For the disciples, the experience must have been utterly revolutionary. To begin with there is the humility of finding themselves unable to cope with the sea which they know like their own homes. Then there is the presence of Jesus bringing them to safety. Then there is the encouragement for Peter to emulate Christ in his fearless journey through the water – an attempt which, however, ends in failure.
But, the second miracle is what happens afterward. For Matthew this must have been a moment he was working to in his writing – the moment when he would begin to challenge the way his readers had thought about God, the world and this man called Jesus. For the first time, the disciples worship Jesus – an act that, unless Jesus really is who Matthew is claiming him to be – is blasphemy. This is the crunch. Jesus is not just a “new” Moses. He is superior to Moses. He is Moses’ God – the one does not just reinterpret the law, but who gave the law in the first place. This is the beginning of the shift which will ultimately lead to Peter’s declaration in Matthew 16. But, they do not, and will not, understand what manner of God this Jesus is.
From John’s Gospel we can infer that Jesus compels his disciples and the crowds to leave because there was a revolution brewing. They wanted to make him king. But, Jesus won’t be made king, and he won’t dominate. Rather, he will suffer and die. But, they have a long way to go before they understand this. And Peter will have to experience a far worse failure before he is ready to follow the true Jesus, and not the one he initially thinks he is following. Yet, these failures are exactly what make Peter so effective, in the end, as God’s messenger. I wonder if the difference between Peter and Judas, why one remained to be forgiven while the other was consumed by the weight of his failure, was that Peter had failed before – like this moment when the waves were too much for him to trust Jesus. Peter, in some part of his being, knew that even when he was sinking, the hand that would reach out to rescue him would be Jesus’. Perhaps that’s why Peter was the first to include the Gentiles among the new Christian community. He already knew that God could accept anyone, because, in spite of his failures, he had been accepted again and again.

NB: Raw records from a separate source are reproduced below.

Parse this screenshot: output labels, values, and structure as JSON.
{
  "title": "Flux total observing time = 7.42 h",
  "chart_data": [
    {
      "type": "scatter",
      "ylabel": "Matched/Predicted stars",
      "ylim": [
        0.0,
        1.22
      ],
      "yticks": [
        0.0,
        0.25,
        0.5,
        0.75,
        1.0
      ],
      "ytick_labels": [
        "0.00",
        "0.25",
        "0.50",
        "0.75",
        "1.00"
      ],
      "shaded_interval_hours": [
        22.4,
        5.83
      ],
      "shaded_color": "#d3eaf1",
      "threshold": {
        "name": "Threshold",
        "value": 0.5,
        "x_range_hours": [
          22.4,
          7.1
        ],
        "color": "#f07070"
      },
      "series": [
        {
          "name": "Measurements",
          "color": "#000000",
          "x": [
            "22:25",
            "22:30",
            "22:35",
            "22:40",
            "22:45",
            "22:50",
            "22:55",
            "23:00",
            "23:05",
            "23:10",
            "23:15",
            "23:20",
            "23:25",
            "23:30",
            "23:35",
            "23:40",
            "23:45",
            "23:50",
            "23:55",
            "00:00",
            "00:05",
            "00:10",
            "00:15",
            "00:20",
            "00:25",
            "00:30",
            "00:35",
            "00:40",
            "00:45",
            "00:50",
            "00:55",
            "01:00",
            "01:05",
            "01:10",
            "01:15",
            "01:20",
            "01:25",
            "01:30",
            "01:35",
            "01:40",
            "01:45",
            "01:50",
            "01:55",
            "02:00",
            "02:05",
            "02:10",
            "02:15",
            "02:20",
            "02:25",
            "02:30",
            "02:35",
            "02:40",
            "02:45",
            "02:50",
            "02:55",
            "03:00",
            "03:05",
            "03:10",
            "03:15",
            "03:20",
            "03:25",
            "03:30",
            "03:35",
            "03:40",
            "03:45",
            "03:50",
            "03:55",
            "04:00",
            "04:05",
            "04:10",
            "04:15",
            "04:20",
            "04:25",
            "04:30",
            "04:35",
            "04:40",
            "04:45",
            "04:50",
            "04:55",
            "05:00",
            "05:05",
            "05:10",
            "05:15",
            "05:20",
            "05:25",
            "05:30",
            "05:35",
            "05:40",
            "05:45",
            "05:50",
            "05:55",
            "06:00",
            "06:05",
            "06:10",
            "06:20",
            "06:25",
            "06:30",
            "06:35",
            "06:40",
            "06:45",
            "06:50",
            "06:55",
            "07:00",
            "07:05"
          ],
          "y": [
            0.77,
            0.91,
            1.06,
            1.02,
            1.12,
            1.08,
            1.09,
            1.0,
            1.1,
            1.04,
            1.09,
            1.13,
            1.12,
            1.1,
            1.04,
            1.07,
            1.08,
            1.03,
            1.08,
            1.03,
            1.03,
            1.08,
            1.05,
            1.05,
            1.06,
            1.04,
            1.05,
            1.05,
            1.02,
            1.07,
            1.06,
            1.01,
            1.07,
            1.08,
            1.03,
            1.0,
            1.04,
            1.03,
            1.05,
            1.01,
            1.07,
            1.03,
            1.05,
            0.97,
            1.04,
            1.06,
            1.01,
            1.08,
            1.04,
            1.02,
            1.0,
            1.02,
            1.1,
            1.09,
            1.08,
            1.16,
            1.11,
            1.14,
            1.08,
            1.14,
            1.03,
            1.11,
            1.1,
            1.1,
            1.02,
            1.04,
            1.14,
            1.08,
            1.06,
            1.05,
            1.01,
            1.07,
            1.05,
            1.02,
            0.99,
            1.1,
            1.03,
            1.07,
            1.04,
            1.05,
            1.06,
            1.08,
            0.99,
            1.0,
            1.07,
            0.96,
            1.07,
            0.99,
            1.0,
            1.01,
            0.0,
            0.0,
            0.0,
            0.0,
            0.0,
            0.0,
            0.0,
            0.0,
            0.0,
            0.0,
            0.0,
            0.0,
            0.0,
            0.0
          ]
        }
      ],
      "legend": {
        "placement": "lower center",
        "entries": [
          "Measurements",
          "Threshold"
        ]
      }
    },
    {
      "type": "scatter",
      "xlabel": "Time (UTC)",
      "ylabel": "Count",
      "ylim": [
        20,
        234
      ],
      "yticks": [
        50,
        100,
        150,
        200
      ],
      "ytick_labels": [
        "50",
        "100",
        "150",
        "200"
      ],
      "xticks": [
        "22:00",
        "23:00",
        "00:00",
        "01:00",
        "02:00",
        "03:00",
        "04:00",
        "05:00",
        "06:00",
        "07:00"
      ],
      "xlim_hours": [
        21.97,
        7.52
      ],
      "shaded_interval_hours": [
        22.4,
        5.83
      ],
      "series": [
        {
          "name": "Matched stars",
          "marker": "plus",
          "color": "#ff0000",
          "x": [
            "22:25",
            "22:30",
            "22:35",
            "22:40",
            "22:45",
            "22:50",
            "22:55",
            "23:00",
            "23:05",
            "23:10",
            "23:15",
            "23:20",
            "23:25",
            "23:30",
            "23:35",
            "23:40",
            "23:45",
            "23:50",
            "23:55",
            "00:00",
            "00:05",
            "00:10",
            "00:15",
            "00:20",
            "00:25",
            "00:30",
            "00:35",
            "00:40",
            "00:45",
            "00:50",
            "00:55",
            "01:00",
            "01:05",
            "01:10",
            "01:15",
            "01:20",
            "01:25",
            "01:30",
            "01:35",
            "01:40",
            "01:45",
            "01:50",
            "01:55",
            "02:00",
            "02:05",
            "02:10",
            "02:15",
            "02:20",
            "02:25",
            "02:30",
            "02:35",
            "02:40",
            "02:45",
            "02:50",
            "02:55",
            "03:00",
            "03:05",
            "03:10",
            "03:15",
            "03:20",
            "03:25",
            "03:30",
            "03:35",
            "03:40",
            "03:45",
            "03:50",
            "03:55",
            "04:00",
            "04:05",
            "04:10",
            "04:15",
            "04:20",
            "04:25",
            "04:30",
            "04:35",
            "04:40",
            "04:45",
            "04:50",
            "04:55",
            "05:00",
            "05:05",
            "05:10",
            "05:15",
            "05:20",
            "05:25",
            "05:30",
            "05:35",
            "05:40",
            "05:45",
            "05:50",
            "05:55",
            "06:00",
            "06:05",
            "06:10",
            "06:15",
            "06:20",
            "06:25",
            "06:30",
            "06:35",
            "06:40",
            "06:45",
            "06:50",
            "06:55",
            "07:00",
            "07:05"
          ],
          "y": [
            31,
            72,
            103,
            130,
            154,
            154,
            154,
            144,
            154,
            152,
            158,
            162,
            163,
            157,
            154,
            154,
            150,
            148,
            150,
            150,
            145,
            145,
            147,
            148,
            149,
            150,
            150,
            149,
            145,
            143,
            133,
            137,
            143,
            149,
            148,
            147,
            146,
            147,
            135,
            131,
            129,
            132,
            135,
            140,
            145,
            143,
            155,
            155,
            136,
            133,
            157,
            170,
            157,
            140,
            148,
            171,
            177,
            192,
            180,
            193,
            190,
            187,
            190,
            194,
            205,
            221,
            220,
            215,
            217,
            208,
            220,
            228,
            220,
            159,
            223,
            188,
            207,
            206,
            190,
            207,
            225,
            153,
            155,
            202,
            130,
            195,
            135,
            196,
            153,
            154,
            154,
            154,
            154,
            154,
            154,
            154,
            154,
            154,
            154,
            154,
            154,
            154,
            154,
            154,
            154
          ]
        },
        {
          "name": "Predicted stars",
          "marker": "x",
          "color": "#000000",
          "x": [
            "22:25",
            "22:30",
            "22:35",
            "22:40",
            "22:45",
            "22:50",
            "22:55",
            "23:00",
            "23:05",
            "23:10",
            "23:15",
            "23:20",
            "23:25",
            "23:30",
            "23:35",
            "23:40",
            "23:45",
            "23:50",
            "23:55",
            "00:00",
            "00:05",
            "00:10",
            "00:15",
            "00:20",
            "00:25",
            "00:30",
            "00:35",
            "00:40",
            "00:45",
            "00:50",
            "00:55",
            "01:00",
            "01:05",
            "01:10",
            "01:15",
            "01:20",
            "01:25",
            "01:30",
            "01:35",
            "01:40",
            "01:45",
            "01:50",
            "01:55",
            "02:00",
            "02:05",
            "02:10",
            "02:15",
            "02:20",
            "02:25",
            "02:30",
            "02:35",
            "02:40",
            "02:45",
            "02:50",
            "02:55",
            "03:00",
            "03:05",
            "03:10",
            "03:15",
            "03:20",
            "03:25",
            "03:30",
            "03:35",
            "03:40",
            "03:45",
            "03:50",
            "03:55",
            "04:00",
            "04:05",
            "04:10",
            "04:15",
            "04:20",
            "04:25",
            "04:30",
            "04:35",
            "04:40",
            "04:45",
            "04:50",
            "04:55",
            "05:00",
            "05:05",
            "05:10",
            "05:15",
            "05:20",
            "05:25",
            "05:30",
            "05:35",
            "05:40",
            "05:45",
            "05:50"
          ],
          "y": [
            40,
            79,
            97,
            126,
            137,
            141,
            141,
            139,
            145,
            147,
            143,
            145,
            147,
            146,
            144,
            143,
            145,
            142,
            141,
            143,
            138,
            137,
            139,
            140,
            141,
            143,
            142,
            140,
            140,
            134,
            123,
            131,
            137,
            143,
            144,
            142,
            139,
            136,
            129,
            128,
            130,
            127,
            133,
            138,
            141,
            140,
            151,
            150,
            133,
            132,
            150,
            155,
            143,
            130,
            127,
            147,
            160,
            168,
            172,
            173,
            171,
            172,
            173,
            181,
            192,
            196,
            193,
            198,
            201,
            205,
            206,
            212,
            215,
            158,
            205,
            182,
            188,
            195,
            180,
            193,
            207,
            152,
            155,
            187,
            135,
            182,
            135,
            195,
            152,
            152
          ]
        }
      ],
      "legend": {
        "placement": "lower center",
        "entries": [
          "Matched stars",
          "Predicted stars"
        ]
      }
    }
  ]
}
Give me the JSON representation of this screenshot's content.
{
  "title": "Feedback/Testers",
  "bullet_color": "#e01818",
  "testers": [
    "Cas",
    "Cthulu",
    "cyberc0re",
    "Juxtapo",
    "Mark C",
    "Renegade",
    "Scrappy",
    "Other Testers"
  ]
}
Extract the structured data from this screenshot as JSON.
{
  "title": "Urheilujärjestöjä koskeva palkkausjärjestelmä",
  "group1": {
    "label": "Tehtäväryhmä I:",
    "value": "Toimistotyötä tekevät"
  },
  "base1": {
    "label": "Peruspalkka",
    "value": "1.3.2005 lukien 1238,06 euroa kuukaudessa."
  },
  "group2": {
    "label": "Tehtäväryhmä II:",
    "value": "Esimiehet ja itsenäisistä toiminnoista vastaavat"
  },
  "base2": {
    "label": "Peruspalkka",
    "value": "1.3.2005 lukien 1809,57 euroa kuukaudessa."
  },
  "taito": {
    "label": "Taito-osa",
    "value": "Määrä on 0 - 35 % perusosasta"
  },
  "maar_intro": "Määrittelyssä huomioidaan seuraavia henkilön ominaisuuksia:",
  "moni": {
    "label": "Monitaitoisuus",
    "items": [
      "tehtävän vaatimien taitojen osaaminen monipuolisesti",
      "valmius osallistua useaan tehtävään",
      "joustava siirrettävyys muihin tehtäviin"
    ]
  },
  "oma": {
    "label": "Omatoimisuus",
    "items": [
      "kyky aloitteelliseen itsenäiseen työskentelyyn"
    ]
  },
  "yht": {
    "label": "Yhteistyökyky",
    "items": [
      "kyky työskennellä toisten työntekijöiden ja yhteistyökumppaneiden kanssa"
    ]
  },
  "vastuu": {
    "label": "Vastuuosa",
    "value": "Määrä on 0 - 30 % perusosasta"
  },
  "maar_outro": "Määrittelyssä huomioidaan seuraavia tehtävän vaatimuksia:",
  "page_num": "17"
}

Which, finally, leads us to ourselves as readers of this story, and seekers after Christ. The challenge and the assurance we find here is that, ultimately, it’s not about us. The whole endeavour of which we are a part – creation, redemption, life, salvation – is all about Jesus. Neither hungry crowds, nor stormy seas, nor rough crosses can deter God’s purpose of bringing all things to wholeness together in Christ. As Paul stated, there is nothing that can separate us from God’s love in Christ. We will fail, and we will struggle. We will face storms and we will have to endure our own crosses in our own way. But, Christ’s presence and purpose remains. And through it all, the response which God seeks, and which will lead us to safety and to life is worship – the complete abandonment of ourselves to loving, intimate, world-serving relationship with God.